9. Antonio Salieri had nothing to do with the death of Wolfgang Amadeus Mozart
The tale of Italian composer Antonio Salieri poisoning his rival in Vienna began with the Russian writer Alexander Pushkin in 1832. He included rumors and gossip which persisted that Mozart and Salieri had been rivals for the ear of the Emperor. Mozart’s popularity, according to Pushkin’s play Mozart and Salieri, led the Italian to poison his rival. In 1897 it was adapted into an opera by Nikolai Rimsky-Korsakov. Though not a particularly popular opera, it continued to be staged into the 1930s, keeping alive the rumors that Salieri poisoned Mozart out of jealousy. In truth, Salieri was the leading composer in Vienna during the time he knew Mozart, and one of the most sought teachers of music in Europe. Among his students were Beethoven, Liszt, Schubert, and Mozart’s own son, Franz Xaver Wolfgang Mozart.
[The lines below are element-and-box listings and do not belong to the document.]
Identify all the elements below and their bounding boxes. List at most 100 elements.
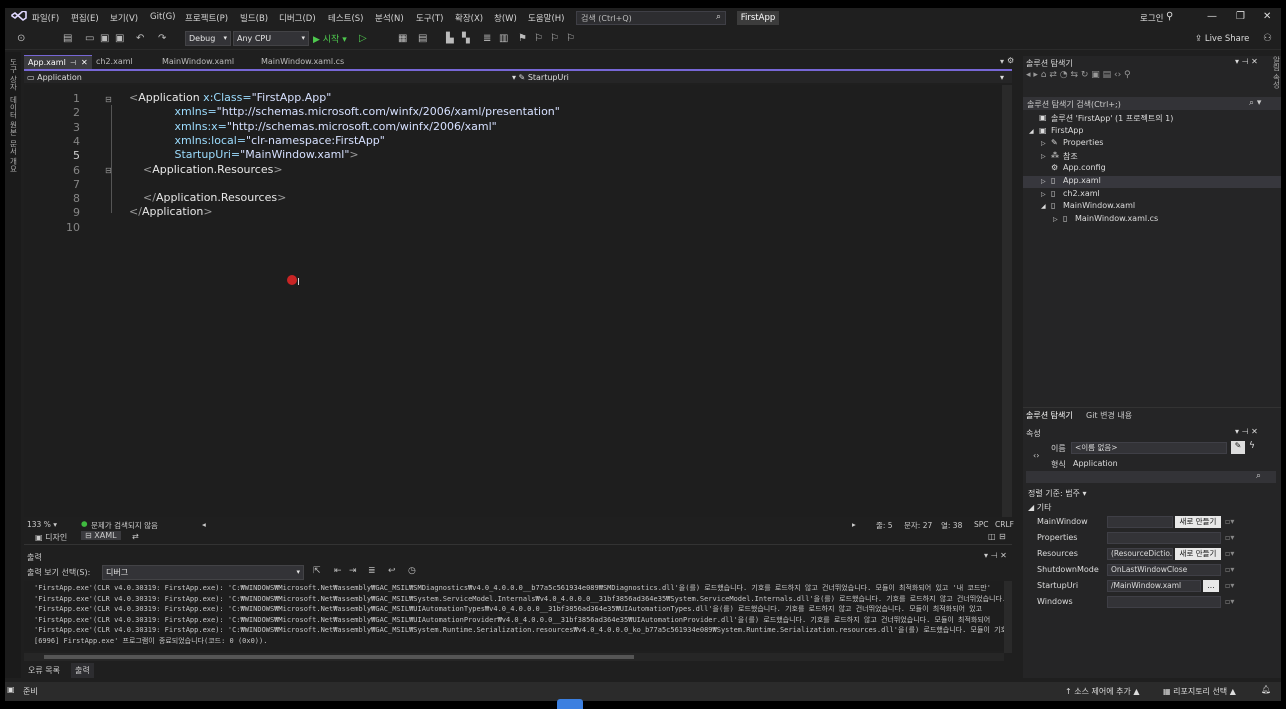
property-value-field[interactable]: OnLastWindowClose <box>1107 564 1221 576</box>
design-view-tab[interactable]: ▣ 디자인 <box>35 532 67 543</box>
document-outline-tab[interactable]: 문서 개요 <box>8 140 19 172</box>
save-icon[interactable]: ▣ <box>100 33 109 44</box>
nav-member-dropdown[interactable]: ▾ ✎ StartupUri <box>512 73 569 82</box>
select-repository-button[interactable]: ▦ 리포지토리 선택 ▲ <box>1163 686 1236 697</box>
line-ending-indicator[interactable]: CRLF <box>995 520 1014 529</box>
add-to-source-control-button[interactable]: ↑ 소스 제어에 추가 ▲ <box>1065 686 1140 697</box>
property-marker-icon[interactable]: ▫▾ <box>1225 517 1234 526</box>
property-marker-icon[interactable]: ▫▾ <box>1225 565 1234 574</box>
pin-icon[interactable]: ⊣ <box>70 56 76 70</box>
menu-analyze[interactable]: 분석(N) <box>375 12 404 24</box>
expander-icon[interactable]: ▷ <box>1053 216 1058 223</box>
split-vertical-icon[interactable]: ◫ <box>988 532 996 541</box>
output-horizontal-scrollbar[interactable] <box>24 653 1004 661</box>
taskbar-app-icon[interactable] <box>557 699 583 709</box>
tab-output[interactable]: 출력 <box>71 663 94 678</box>
tree-item[interactable]: ▷ ▯ App.xaml <box>1023 176 1281 188</box>
whitespace-indicator[interactable]: SPC <box>974 520 989 529</box>
menu-file[interactable]: 파일(F) <box>32 12 59 24</box>
expander-icon[interactable]: ▷ <box>1041 153 1046 160</box>
tab-mainwindow-xaml[interactable]: MainWindow.xaml <box>158 55 256 69</box>
split-horizontal-icon[interactable]: ⊟ <box>999 532 1006 541</box>
property-value-field[interactable]: (ResourceDictio... <box>1107 548 1173 560</box>
tab-mainwindow-xaml-cs[interactable]: MainWindow.xaml.cs <box>257 55 367 69</box>
scroll-right-icon[interactable]: ▸ <box>852 520 856 529</box>
panel-options-icon[interactable]: ▾ ⊣ ✕ <box>1235 57 1258 66</box>
close-tab-icon[interactable]: ✕ <box>81 56 88 70</box>
xaml-view-tab[interactable]: ⊟ XAML <box>81 531 121 540</box>
code-editor[interactable]: 1 2 3 4 5 6 7 8 9 10 ⊟ ⊟ <Application x:Class="Fi… <box>24 85 1002 517</box>
close-button[interactable]: ✕ <box>1263 11 1271 22</box>
expander-icon[interactable]: ▷ <box>1041 191 1046 198</box>
data-sources-tab[interactable]: 데이터 원본 <box>8 96 19 136</box>
restore-button[interactable]: ❐ <box>1236 11 1245 22</box>
menu-extensions[interactable]: 확장(X) <box>455 12 483 24</box>
property-marker-icon[interactable]: ▫▾ <box>1225 549 1234 558</box>
redo-icon[interactable]: ↷ <box>158 33 166 44</box>
tab-list-dropdown-icon[interactable]: ▾ <box>1000 57 1004 66</box>
bookmark-prev-icon[interactable]: ⚐ <box>534 33 543 44</box>
toolbar-icon-f[interactable]: ▥ <box>499 33 508 44</box>
scroll-left-icon[interactable]: ◂ <box>202 520 206 529</box>
property-value-field[interactable]: /MainWindow.xaml <box>1107 580 1201 592</box>
menu-window[interactable]: 창(W) <box>494 12 517 24</box>
login-link[interactable]: 로그인 <box>1140 12 1163 24</box>
tree-item[interactable]: ◢ ▣ FirstApp <box>1023 126 1281 138</box>
user-account-icon[interactable]: ⚇ <box>1263 33 1272 44</box>
output-vertical-scrollbar[interactable] <box>1004 581 1012 653</box>
editor-vertical-scrollbar[interactable] <box>1002 85 1012 517</box>
sort-by-dropdown[interactable]: 정렬 기준: 범주 ▾ <box>1028 488 1087 499</box>
toolbar-icon-e[interactable]: ≣ <box>483 33 491 44</box>
category-header[interactable]: ◢ 기타 <box>1028 502 1051 513</box>
undo-icon[interactable]: ↶ <box>136 33 144 44</box>
open-file-icon[interactable]: ▭ <box>85 33 94 44</box>
expander-icon[interactable]: ▷ <box>1041 140 1046 147</box>
tree-item[interactable]: ▷ ▯ MainWindow.xaml.cs <box>1023 214 1281 226</box>
property-marker-icon[interactable]: ▫▾ <box>1225 533 1234 542</box>
events-lightning-icon[interactable]: ϟ <box>1249 441 1255 451</box>
menu-help[interactable]: 도움말(H) <box>528 12 564 24</box>
back-navigation-icon[interactable]: ⊙ <box>17 33 25 44</box>
notifications-tab[interactable]: 알림 속성 <box>1271 56 1281 88</box>
start-without-debugging-icon[interactable]: ▷ <box>359 33 367 44</box>
property-value-field[interactable] <box>1107 532 1221 544</box>
split-editor-icon[interactable]: ▾ <box>1000 73 1004 82</box>
clear-all-icon[interactable]: ≣ <box>368 566 376 576</box>
minimize-button[interactable]: — <box>1207 11 1217 22</box>
home-icon[interactable]: ◂ ▸ ⌂ ⇄ ◔ ⇆ ↻ ▣ ▤ ‹› ⚲ <box>1026 70 1131 80</box>
property-marker-icon[interactable]: ▫▾ <box>1225 581 1234 590</box>
menu-test[interactable]: 테스트(S) <box>328 12 364 24</box>
name-field[interactable]: <이름 없음> <box>1071 442 1227 454</box>
toolbar-icon-c[interactable]: ▙ <box>446 33 454 44</box>
bookmark-clear-icon[interactable]: ⚐ <box>566 33 575 44</box>
tab-git-changes[interactable]: Git 변경 내용 <box>1086 410 1132 421</box>
toolbar-icon-b[interactable]: ▤ <box>418 33 427 44</box>
menu-view[interactable]: 보기(V) <box>110 12 138 24</box>
toolbox-tab[interactable]: 도구 상자 <box>8 58 19 90</box>
toolbar-icon-d[interactable]: ▚ <box>462 33 470 44</box>
tree-item[interactable]: ⚙ App.config <box>1023 163 1281 175</box>
tree-item[interactable]: ▷ ⁂ 참조 <box>1023 151 1281 163</box>
fold-collapse-icon[interactable]: ⊟ <box>105 95 112 104</box>
search-input[interactable]: 검색 (Ctrl+Q) ⌕ <box>576 11 726 25</box>
scroll-thumb[interactable] <box>44 655 634 659</box>
feedback-icon[interactable]: ⚲ <box>1166 11 1173 22</box>
property-action-button[interactable]: 새로 만들기 <box>1175 548 1221 560</box>
live-share-button[interactable]: ⇪ Live Share <box>1195 34 1249 44</box>
expander-icon[interactable]: ◢ <box>1029 128 1034 135</box>
tree-item[interactable]: ▣ 솔루션 'FirstApp' (1 프로젝트의 1) <box>1023 113 1281 125</box>
property-value-field[interactable] <box>1107 596 1221 608</box>
notifications-bell-icon[interactable]: 🔔︎ <box>1261 685 1271 694</box>
tab-solution-explorer[interactable]: 솔루션 탐색기 <box>1026 410 1073 421</box>
prev-message-icon[interactable]: ⇤ <box>334 566 342 576</box>
menu-build[interactable]: 빌드(B) <box>240 12 268 24</box>
bookmark-next-icon[interactable]: ⚐ <box>550 33 559 44</box>
find-message-icon[interactable]: ⇱ <box>313 566 321 576</box>
property-value-field[interactable] <box>1107 516 1173 528</box>
properties-search-input[interactable]: ⌕ <box>1026 471 1276 483</box>
nav-element-dropdown[interactable]: ▭ Application <box>27 73 82 82</box>
menu-debug[interactable]: 디버그(D) <box>279 12 316 24</box>
settings-gear-icon[interactable]: ⚙ <box>1007 56 1014 65</box>
new-project-icon[interactable]: ▤ <box>63 33 72 44</box>
tree-item[interactable]: ◢ ▯ MainWindow.xaml <box>1023 201 1281 213</box>
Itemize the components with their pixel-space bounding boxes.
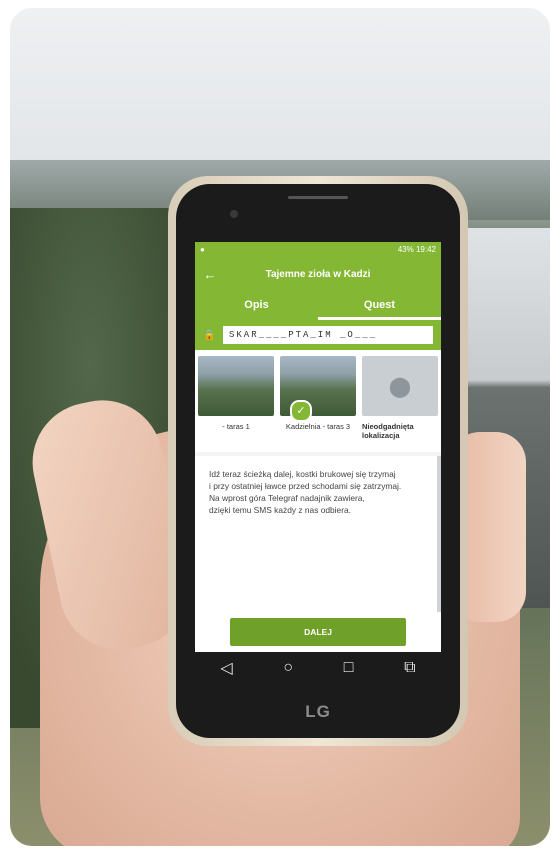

In the 1970s, playwright Peter Schaffer revived the story in his play, Amadeus. It later served as the basis for the award-winning film of the same name. It is true that Mozart and Salieri had occasional differences, though most of them came from the Austrian Mozart’s resentment of the influence of the Italians in the Emperor’s Court. At one point they jointly composed a piece for piano and voice, lost for decades before a manuscript was discovered in the Czech Museum of Music. During Mozart’s lifetime, he wrote in a letter of Salieri’s enthusiastic reception of his opera, The Magic Flute. Yet the persistent tale of the two being bitter rivals, leading Salieri to kill his fellow composer remains, despite efforts by historians, scholars, and musicians to quash it. In recent years, Salieri’s music, long forgotten, has been revived, despite many still believing he murdered Mozart.